Et de modification en modification, après avoir fait subir force deleatur à l'article gâteaux, après avoir soigneusement revu et diminué l'article rafraîchissements, le total des frais se trouva réduit à quinze francs.

La question était simplifiée, mais non encore résolue.

– Voyons, voyons, dit Rodolphe, il faut maintenant employer les grands moyens, d'abord nous ne pouvons pas faire relâche cette fois.

– Impossible! reprit Marcel.

– Combien y a-t-il de temps que j'ai entendu le récit de la bataille de Studzianka?

– Deux mois à peu près.

– Deux mois, bon, c'est un délai honnête, mon oncle n'aura pas à se plaindre.
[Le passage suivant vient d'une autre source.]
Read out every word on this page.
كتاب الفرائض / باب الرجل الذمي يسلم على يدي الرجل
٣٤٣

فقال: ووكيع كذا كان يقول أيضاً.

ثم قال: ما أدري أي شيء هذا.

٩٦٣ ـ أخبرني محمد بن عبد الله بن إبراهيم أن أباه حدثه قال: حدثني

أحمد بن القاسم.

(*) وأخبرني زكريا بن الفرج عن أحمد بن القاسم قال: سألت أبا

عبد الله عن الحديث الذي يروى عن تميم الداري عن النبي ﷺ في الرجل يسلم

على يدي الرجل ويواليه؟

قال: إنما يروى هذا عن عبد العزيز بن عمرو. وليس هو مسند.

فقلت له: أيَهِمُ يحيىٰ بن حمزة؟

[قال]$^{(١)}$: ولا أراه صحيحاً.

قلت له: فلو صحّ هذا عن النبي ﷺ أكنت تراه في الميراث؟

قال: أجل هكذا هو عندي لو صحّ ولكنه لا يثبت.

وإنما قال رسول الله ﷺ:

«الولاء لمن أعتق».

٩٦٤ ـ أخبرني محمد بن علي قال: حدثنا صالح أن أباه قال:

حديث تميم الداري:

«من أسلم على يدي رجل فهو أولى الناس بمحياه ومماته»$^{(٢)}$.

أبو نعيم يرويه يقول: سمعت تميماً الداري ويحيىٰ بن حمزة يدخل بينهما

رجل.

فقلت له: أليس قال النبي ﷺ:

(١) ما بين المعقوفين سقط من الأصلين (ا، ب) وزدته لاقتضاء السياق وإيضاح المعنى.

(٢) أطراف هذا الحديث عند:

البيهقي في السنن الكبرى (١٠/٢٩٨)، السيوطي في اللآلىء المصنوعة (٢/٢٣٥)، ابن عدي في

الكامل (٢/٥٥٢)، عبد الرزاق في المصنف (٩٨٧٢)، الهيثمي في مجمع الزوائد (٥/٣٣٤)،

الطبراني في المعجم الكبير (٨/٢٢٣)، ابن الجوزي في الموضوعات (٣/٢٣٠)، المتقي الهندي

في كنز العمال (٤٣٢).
J'irai demain me faire raconter la bataille de Studzianka, ce sera cinq francs, ça, c'est sûr.

– Et moi, dit Marcel, j'irai vendre un Manoir abandonné, au vieux Médicis. Ça fera cinq francs aussi. Si j'ai assez de temps pour mettre trois tourelles et un moulin, ça ira peut-être à dix francs, et nous aurons notre budget.

Et les deux amis s'endormirent, rêvant que la princesse de Belgiojoso les priait de changer leurs jours de réception, pour ne point lui enlever ses habitués.

Éveillé dès le grand matin, Marcel prit une toile et procéda vivement à la construction d'un Manoir abandonné, article qui lui était particulièrement demandé par un brocanteur de la place du carrousel. De son côté Rodolphe alla rendre visite à son oncle Monetti, qui excellait dans le récit de la retraite de Russie, et auquel Rodolphe procurait, cinq ou six fois par an, dans les circonstances graves, la satisfaction de narrer ses campagnes, moyennant un prêt de quelque argent que le vétéran-poêlier-fumiste ne disputait pas trop quand on savait montrer beaucoup d'enthousiasme à l'audition de ses récits.